Pagi hari ketika saya membersihkan mobil, seekor semut masuk ke mobil saya. Sebut saja namanya si Semyood. Indera penciumannya lumayan peka dalam mengendus adanya remah-remah makanan di jok mobil. Tidak lama kemudian saya berangkat ke Bandung. Sementara saya sibuk dengan mengemudikan mobil saya, Semyood di jok belakang duduk manis mengelus-elus perutnya yang kekenyangan.

Tujuan pertama saya ke Gasibu, sarapan bubur ayam kemudian ke BSM, lalu ke factory outlet di RE Martadinata, terakhir nonton film di BIP. Petang hari saya sudah berada kembali di rumah.

Semyood keluar dari mobil, sampai di dekat liangnya dia telah ditunggu oleh teman-temannya.

“Sem, dari mana saja kamu. Sejak pagi kami mengkuatirkan keadaanmu,” kata salah satu temannya.

“Aku baru saja pulang dari Bandung, jalan-jalan ke Gasibu, ke mall, belanja di factory outlet dan nonton film,” Semyood pun menceritakan pengalaman hari itu.

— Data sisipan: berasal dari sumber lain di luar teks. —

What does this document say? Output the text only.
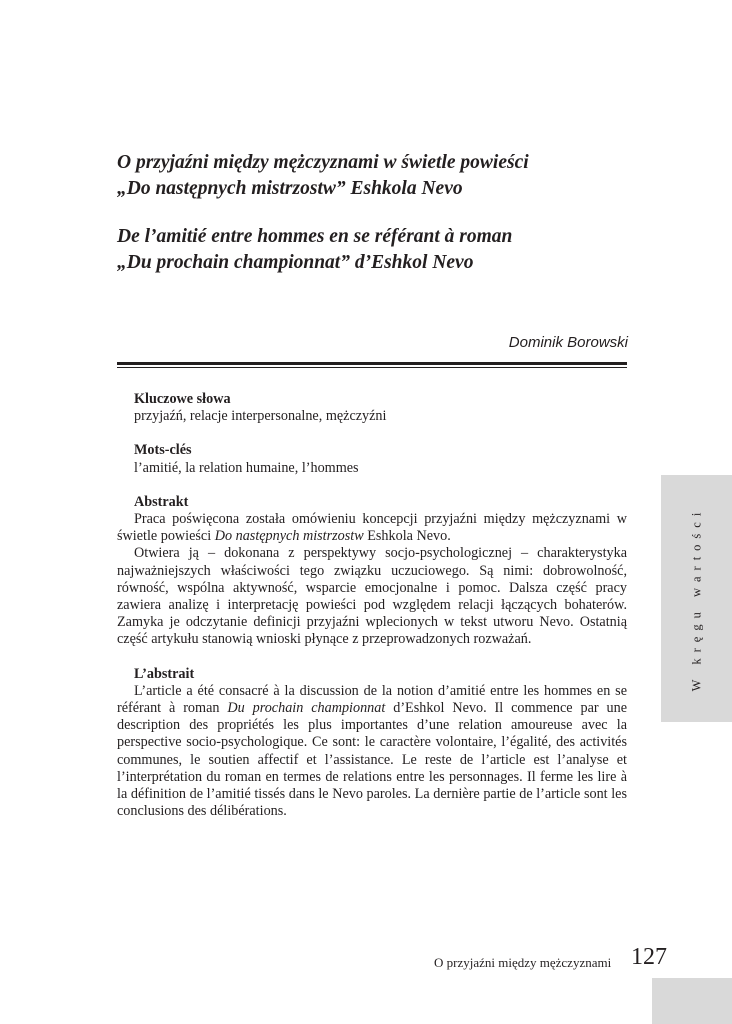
O przyjaźni między mężczyznami w świetle powieści
„Do następnych mistrzostw” Eshkola Nevo

De l’amitié entre hommes en se référant à roman
„Du prochain championnat” d’Eshkol Nevo

Dominik Borowski
Kluczowe słowa
przyjaźń, relacje interpersonalne, mężczyźni
Mots-clés
l’amitié, la relation humaine, l’hommes
Abstrakt

Praca poświęcona została omówieniu koncepcji przyjaźni między mężczyznami w świetle powieści Do następnych mistrzostw Eshkola Nevo.

Otwiera ją – dokonana z perspektywy socjo-psychologicznej – charakterystyka najważniejszych właściwości tego związku uczuciowego. Są nimi: dobrowolność, równość, wspólna aktywność, wsparcie emocjonalne i pomoc. Dalsza część pracy zawiera analizę i interpretację powieści pod względem relacji łączących bohaterów. Zamyka je odczytanie definicji przyjaźni wplecionych w tekst utworu Nevo. Ostatnią część artykułu stanowią wnioski płynące z przeprowadzonych rozważań.

L’abstrait

L’article a été consacré à la discussion de la notion d’amitié entre les hommes en se référant à roman Du prochain championnat d’Eshkol Nevo. Il commence par une description des propriétés les plus importantes d’une relation amoureuse avec la perspective socio-psychologique. Ce sont: le caractère volontaire, l’égalité, des activités communes, le soutien affectif et l’assistance. Le reste de l’article est l’analyse et l’interprétation du roman en termes de relations entre les personnages. Il ferme les lire à la définition de l’amitié tissés dans le Nevo paroles. La dernière partie de l’article sont les conclusions des délibérations.

W kręgu wartości
O przyjaźni między mężczyznami 127
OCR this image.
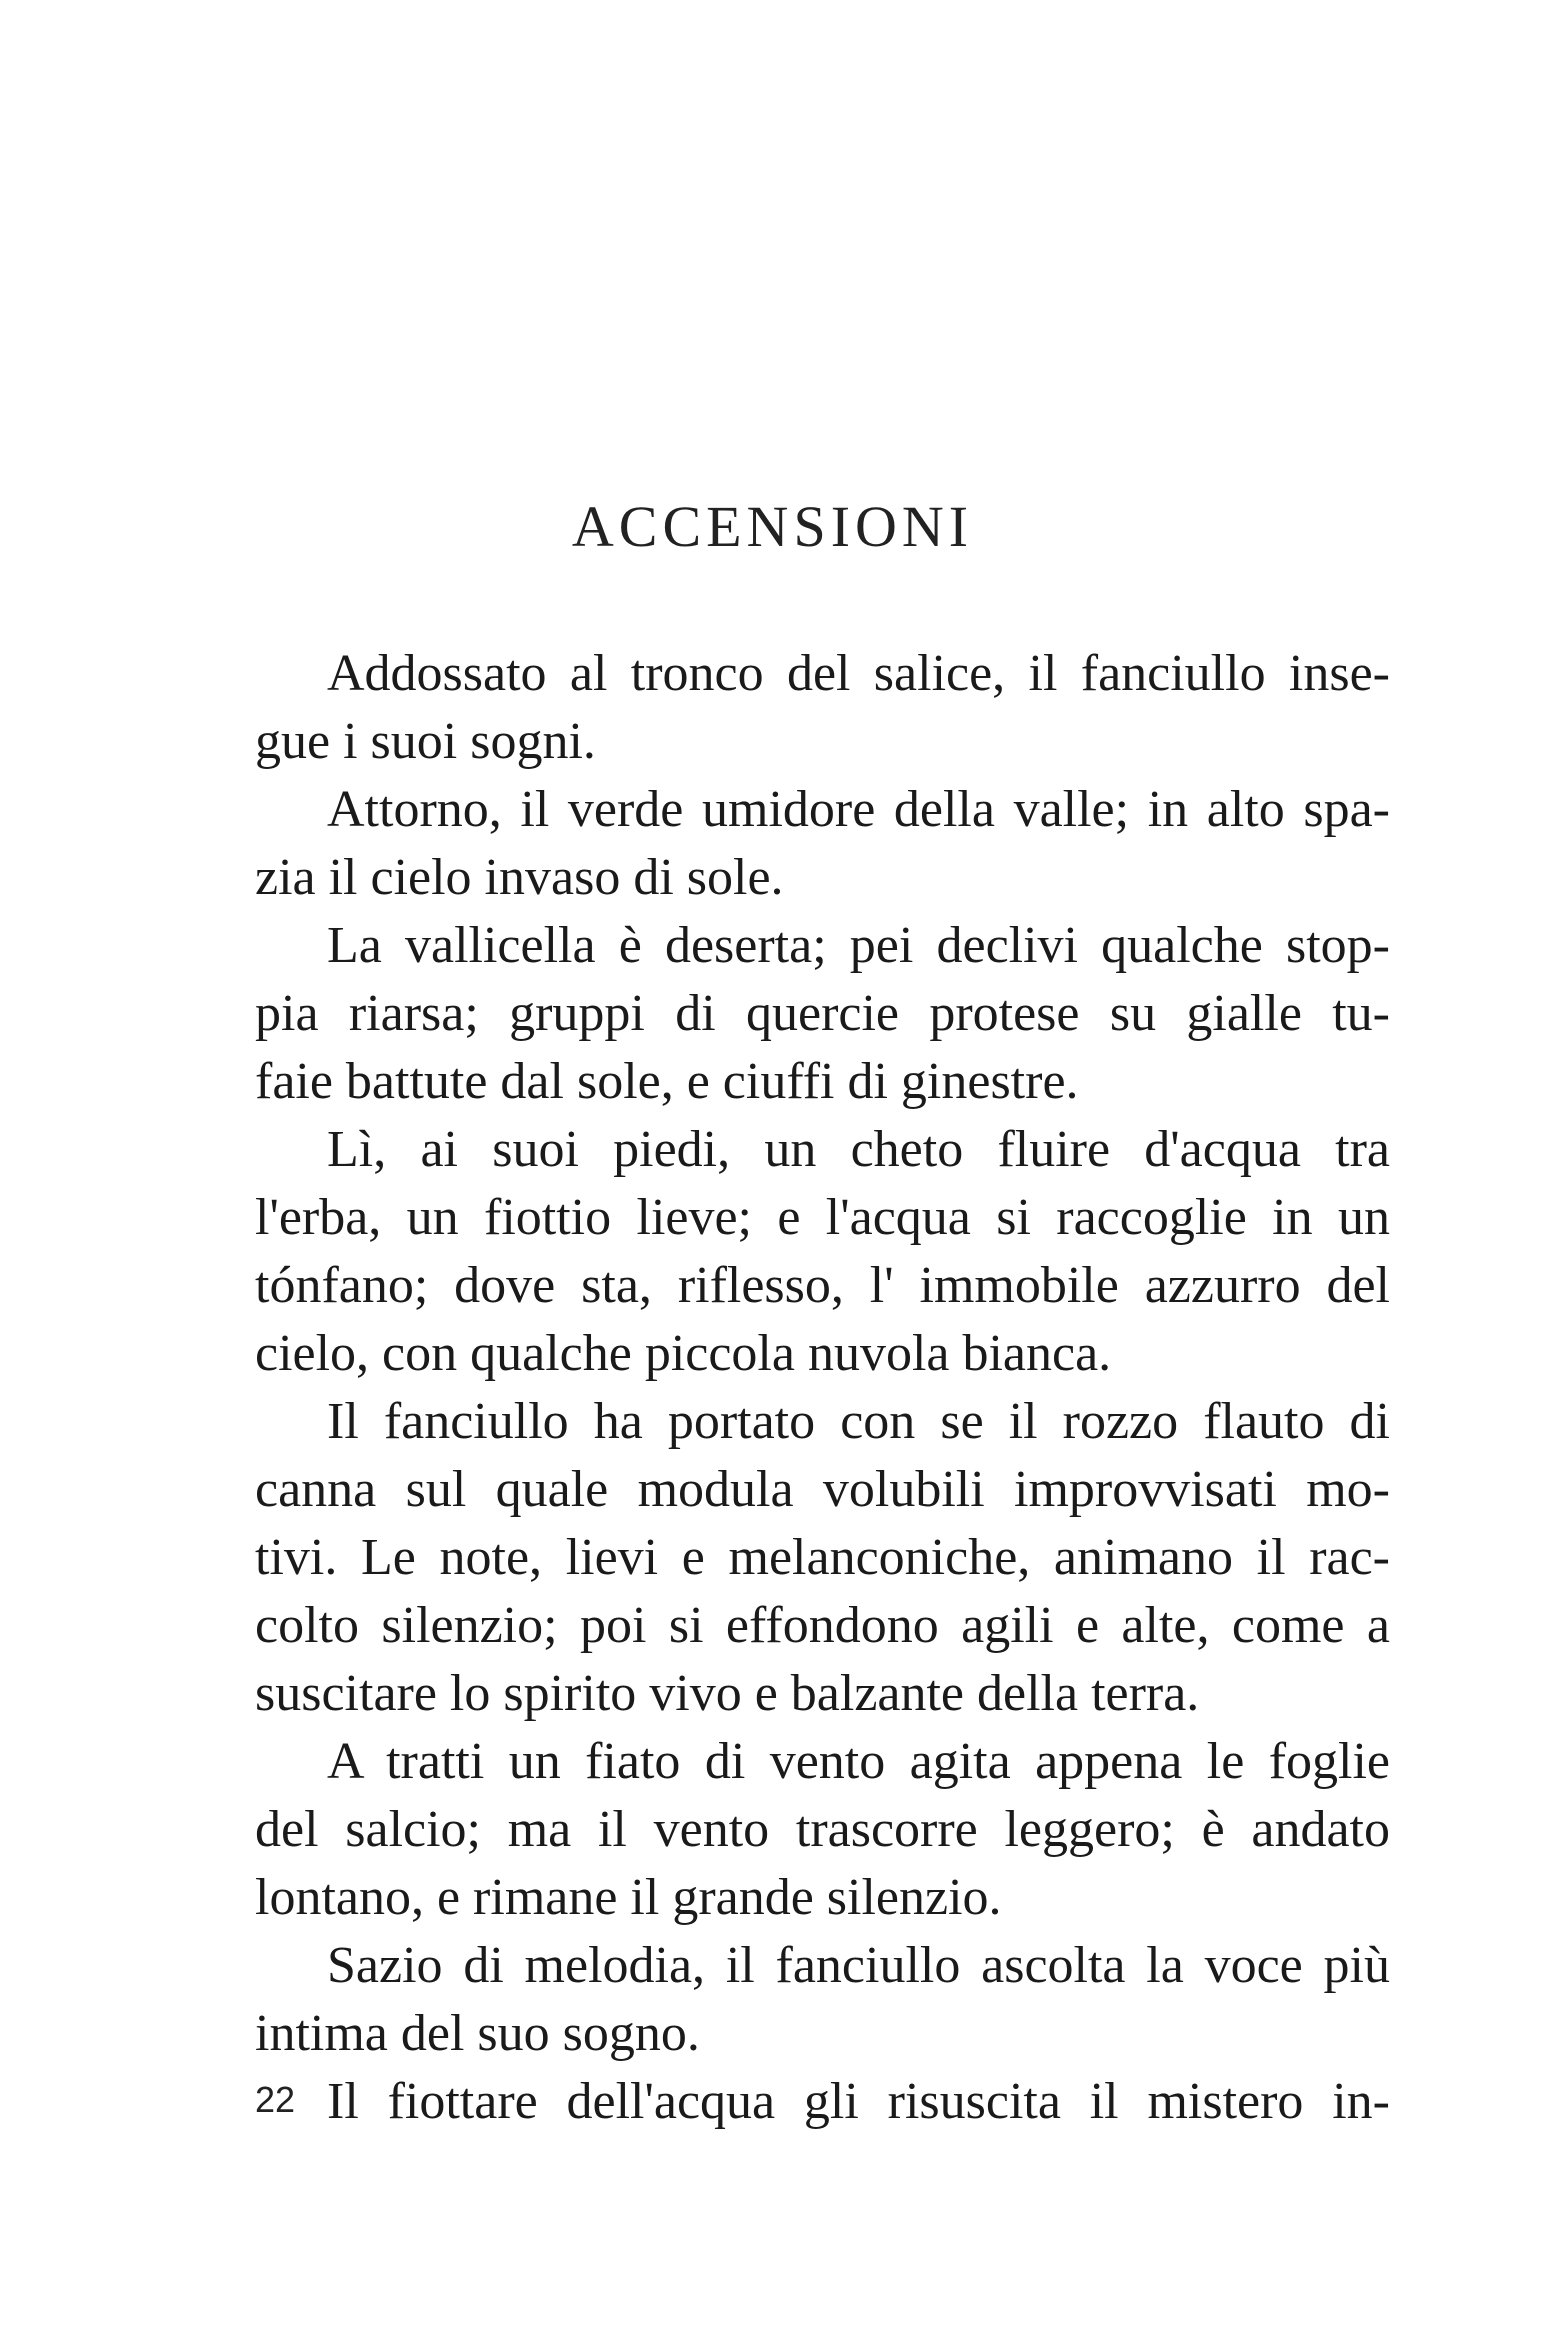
ACCENSIONI
Addossato al tronco del salice, il fanciullo inse-
gue i suoi sogni.
Attorno, il verde umidore della valle; in alto spa-
zia il cielo invaso di sole.
La vallicella è deserta; pei declivi qualche stop-
pia riarsa; gruppi di quercie protese su gialle tu-
faie battute dal sole, e ciuffi di ginestre.
Lì, ai suoi piedi, un cheto fluire d'acqua tra
l'erba, un fiottio lieve; e l'acqua si raccoglie in un
tónfano; dove sta, riflesso, l' immobile azzurro del
cielo, con qualche piccola nuvola bianca.
Il fanciullo ha portato con se il rozzo flauto di
canna sul quale modula volubili improvvisati mo-
tivi. Le note, lievi e melanconiche, animano il rac-
colto silenzio; poi si effondono agili e alte, come a
suscitare lo spirito vivo e balzante della terra.
A tratti un fiato di vento agita appena le foglie
del salcio; ma il vento trascorre leggero; è andato
lontano, e rimane il grande silenzio.
Sazio di melodia, il fanciullo ascolta la voce più
intima del suo sogno.
Il fiottare dell'acqua gli risuscita il mistero in-
22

Ada yang takjub dan tidak sedikit dari temannya yang tidak mempercayai cerita Semyood. Salah satu dari mereka menanggapi cerita Semyood, “Mustahillah itu, Sem. Bandung itu kan jauuuuhhh…sekali. Kamu baru jalan beberapa ratus meter saja pasti sudah KO. Ini malah mengarang pergi ke Bandung. Jangan bermimpi, ah!”

Semyood sedang tidak bermimpi, dia telah benar-benar pergi ke Bandung. Saya saksinya.

Peristiwa di atas terjadi dua tahun lalu. Kejadian itu telah memberikan satu pelajaran berharga bagi saya. Semyood yang sehari saja keluar dari lingkungan pergaulan persemutan ke pergaulan manusia, telah mempunyai pengalaman yang luar biasa.

Syahdan, saya pun segera keluar dari tempurung, dan mulai bergaul dengan orang-orang yang hebat agar virus mereka menular ke saya. Dunia di luar tempurung saya ternyata luas sekali.